“We’re seeing it on infrared,” said the pilot. “Let’s look at the normal picture.”
The fish vanished completely. Only the pendant remained, glowing with its own phosphorescence. Then, just for an instant, the shape of the creature flickered into visibility as a line of lights flashed out along its body.
“It’s an angler: that’s the bait it uses to lure other fish. Fantastic, Isn’t it? What I don’t understand is — why doesn’t his bait attract fish big enough to eat him? But we can’t wait here all day. Watch him run when I switch on the jets.”
The cabin vibrated once again as the vessel eased itself forward. The great luminous fish suddenly flashed on all its lights in a frantic signal of alarm, and departed like a meteor Into the darkness of the abyss.
It was after another twenty minutes of slow descent that the Invisible fingers of the scanner beams caught the first glimpse of the ocean bed. Far beneath, a range of low hills was passing, their outlines curiously soft and rounded.

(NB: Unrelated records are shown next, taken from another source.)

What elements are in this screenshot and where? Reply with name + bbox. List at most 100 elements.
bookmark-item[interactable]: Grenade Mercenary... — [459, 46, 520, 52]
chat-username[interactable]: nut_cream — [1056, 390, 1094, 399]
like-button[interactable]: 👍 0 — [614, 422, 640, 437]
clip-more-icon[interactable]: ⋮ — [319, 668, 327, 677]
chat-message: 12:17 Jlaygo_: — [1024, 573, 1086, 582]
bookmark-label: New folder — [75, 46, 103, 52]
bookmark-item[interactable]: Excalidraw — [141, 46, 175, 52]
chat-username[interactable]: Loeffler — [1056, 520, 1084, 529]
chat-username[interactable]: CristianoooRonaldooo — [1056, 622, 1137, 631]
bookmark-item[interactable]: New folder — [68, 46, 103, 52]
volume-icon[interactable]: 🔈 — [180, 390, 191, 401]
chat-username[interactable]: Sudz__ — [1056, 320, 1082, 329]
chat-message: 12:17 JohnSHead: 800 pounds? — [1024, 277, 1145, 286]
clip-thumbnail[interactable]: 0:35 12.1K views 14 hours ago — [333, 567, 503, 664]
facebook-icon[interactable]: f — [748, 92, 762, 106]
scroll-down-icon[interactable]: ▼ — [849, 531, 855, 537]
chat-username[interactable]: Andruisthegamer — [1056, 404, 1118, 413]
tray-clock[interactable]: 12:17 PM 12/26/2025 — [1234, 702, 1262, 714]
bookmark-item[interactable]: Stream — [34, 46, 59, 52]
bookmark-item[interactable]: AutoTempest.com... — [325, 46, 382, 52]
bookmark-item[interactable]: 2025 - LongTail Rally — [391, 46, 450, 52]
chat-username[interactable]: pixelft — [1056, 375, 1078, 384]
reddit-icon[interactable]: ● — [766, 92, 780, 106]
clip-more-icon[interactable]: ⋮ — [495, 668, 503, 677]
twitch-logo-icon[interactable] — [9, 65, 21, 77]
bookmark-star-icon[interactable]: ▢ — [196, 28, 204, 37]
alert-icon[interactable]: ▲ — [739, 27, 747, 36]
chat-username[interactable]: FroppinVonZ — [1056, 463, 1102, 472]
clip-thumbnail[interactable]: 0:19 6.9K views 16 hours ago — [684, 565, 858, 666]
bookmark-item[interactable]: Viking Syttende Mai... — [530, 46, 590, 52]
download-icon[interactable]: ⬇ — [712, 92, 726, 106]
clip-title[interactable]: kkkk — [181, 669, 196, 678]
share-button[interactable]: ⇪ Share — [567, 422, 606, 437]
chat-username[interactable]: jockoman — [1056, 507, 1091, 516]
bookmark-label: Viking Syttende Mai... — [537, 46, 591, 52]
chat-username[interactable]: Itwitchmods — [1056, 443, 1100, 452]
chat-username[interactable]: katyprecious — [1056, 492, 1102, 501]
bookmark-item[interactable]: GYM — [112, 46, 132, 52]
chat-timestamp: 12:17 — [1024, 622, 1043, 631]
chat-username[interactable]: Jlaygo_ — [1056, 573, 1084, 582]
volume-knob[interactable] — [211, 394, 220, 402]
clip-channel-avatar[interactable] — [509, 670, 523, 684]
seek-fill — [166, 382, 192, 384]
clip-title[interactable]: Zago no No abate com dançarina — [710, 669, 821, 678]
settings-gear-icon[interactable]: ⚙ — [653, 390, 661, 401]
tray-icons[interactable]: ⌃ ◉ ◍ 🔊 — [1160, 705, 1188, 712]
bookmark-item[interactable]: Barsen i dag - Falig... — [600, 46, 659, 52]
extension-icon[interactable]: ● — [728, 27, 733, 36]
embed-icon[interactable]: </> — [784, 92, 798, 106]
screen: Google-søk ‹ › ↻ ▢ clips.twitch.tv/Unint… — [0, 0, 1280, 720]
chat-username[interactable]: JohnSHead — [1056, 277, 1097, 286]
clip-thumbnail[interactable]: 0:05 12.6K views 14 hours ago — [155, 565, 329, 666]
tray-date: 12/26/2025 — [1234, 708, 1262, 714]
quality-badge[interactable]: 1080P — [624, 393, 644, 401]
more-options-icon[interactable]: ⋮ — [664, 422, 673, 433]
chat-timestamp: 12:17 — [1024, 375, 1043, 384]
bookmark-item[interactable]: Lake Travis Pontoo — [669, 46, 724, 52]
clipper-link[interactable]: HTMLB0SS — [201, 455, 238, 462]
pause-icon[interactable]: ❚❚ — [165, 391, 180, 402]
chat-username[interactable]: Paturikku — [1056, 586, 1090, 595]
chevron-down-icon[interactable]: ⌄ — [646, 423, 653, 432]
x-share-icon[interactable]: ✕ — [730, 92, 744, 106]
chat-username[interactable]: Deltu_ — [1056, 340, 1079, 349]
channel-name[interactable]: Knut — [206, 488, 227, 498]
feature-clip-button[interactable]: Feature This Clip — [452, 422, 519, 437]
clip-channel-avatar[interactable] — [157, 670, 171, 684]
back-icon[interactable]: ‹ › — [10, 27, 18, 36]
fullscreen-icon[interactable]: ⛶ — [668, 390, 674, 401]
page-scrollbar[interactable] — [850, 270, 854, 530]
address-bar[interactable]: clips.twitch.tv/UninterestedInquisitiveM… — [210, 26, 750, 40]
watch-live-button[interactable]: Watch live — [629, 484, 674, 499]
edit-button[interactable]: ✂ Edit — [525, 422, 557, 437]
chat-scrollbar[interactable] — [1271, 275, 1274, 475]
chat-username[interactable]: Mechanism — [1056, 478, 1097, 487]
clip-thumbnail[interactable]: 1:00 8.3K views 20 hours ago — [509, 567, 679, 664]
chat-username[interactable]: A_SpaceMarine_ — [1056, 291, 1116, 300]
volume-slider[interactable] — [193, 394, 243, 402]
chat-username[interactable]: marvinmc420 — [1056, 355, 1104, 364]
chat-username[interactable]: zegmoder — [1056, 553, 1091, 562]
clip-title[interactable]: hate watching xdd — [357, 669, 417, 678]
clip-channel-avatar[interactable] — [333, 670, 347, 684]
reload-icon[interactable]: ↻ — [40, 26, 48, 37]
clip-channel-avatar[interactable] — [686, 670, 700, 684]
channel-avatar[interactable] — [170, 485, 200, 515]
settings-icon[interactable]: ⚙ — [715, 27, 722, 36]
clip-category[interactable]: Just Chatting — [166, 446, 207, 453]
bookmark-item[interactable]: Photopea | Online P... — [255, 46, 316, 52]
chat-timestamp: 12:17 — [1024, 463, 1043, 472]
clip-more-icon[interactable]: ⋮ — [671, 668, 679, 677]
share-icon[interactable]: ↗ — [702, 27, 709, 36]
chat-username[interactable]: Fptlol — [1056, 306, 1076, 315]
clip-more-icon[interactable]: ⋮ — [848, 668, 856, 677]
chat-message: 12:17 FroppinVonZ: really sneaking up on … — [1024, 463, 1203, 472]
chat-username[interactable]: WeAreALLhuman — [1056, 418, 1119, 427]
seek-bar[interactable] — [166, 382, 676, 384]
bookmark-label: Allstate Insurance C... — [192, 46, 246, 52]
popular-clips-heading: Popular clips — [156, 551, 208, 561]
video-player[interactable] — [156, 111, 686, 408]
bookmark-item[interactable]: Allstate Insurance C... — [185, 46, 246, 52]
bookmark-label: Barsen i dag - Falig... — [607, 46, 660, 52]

Whatever irregularities they might once have possessed had long ago been obliterated by the ceaseless rain from the watery heights above. Even here in mid-Pacific, far from the great estuaries that slowly swept the continents out to sea, that rain never ceased. It came from the storm-scarred flanks of the Andes, from the bodies of a billion living creatures, from the dust of meteors that had wandered through space for ages and had come at last to rest. Here in the eternal night, it was laying the foundations of the lands to be.
The hills drifted behind. They were the frontier posts, as Jan could see from the charts, of a wide plain which lay at too great a depth for the scanners to reach.
The submarine continued on its gentle downward glide. Now another picture was beginning to form on the screen: because of the angle of view, it was some tune before Jan could interpret what he saw. Then he realized that they were approaching a submerged mountain, jutting up from the hidden plain.
The picture was clearer now: at this short range the definition of the scanners improved and the view was almost as distinct as if the image was being formed by light-waves. Jan could see fine detail, could watch the strange fish that pursued each other among the rocks. Once a venomous-looking creature with gaping jaws swam slowly across a half-concealed cleft. So swiftly that the eye could not follow the movement, a long tentacle flashed out and dragged the struggling fish down to its doom.
“Nearly there,” said the pilot. “You’ll be able to see the lab in a minute.”
They were travelling slowly above a spur of rock jutting out from the base of the mountain. The plain beneath was now coming into view: Jan guessed that they were not more than a few hundred metres above the sea-bed. Then he saw, a kilometre or so ahead, a cluster of spheres standing on tripod legs, and joined together by connecting tubes. It looked exactly like the tanks of some chemical plant, and indeed was designed on the same basic principles. The only difference was that here the pressures which had to be resisted were outside, not within.